The Constitutional Court has found to be invalid, unlawful and unenforceable a collective agreement concluded between a Minister and various trade unions.
The Constitutional Court (CC) had to decide whether increases agreed in a wage agreement as concluded between the Minister of Public Service and Administration and Department of Public Service and Administration (DPSA) and various trade unions, were valid and lawful. The judgment became available on 28 February 2022.
During 2018, the DPSA and various trade unions concluded a collective agreement which regulated the salary increases of public service employees for the three consecutive years (the Collective Agreement) The DPSA abided by the agreement for the first two years but was unable to pay the increases for the third year which led the trade unions to approach the courts to have the provisions of the collective agreement enforced.
Th CC found that the Collective Agreement was concluded in contravention of regulations 78 and 79 of the Public Services Regulations* (the Regulations) read with sections 213, 215 and 216 of the Constitution of the Republic of South Africa.
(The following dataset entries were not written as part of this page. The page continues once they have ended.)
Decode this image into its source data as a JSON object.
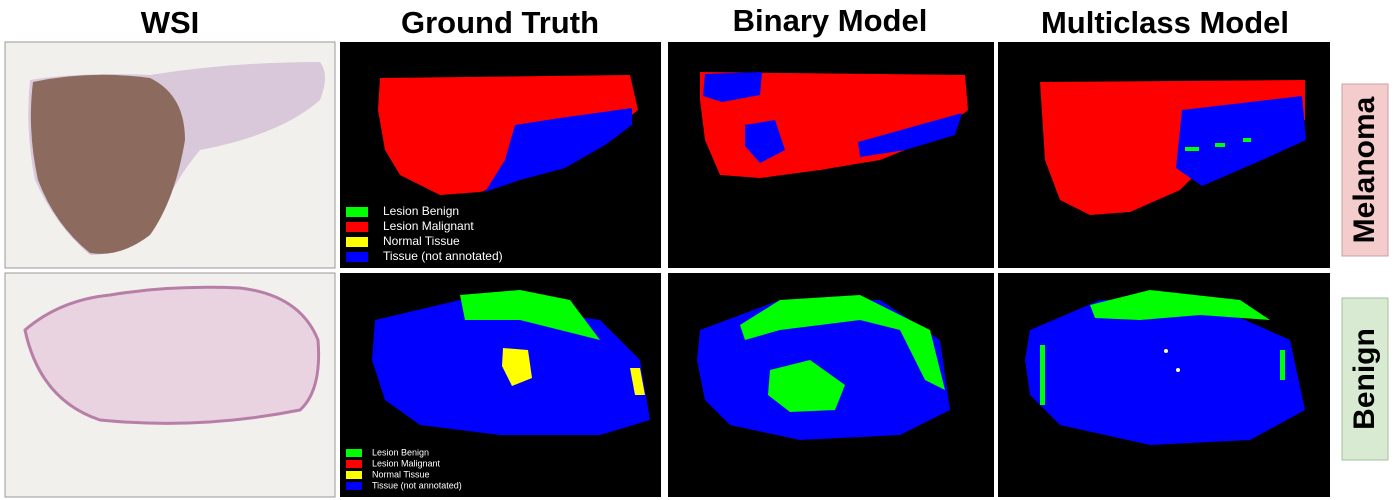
{
  "columns": [
    "WSI",
    "Ground Truth",
    "Binary Model",
    "Multiclass Model"
  ],
  "rows": [
    "Melanoma",
    "Benign"
  ],
  "legends": [
    {
      "items": [
        "Lesion Benign",
        "Lesion Malignant",
        "Normal Tissue",
        "Tissue (not annotated)"
      ]
    },
    {
      "items": [
        "Lesion Benign",
        "Lesion Malignant",
        "Normal Tissue",
        "Tissue (not annotated)"
      ]
    }
  ]
}
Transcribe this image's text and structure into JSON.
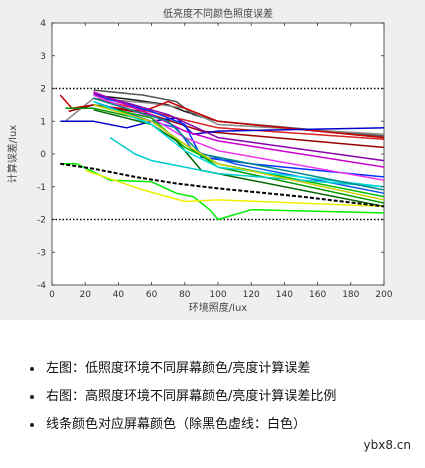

The CC held that the Regulations specifically authorised Ministers to negotiate and conclude collective agreements only where the particular Minister “can cover the costs of the collective agreement from his or her departmental budget, or on the basis of written commitment from Treasury to provide additional funds, or if the costs can be recovered from funds from other departments or agencies with their written consent coupled with Treasury approval.”
In this case, the DPSA did not meet the above requirements which rendered the Collective Agreement invalid, unlawful and unenforceable and as a result, the DPSA is not required to pay the salary increases of the public service employees for the period 2020/2021.
It is important to note that this judgment deals with specific legislative provisions which regulates collective bargaining in the public sector that has no bearing on employers in the private sector.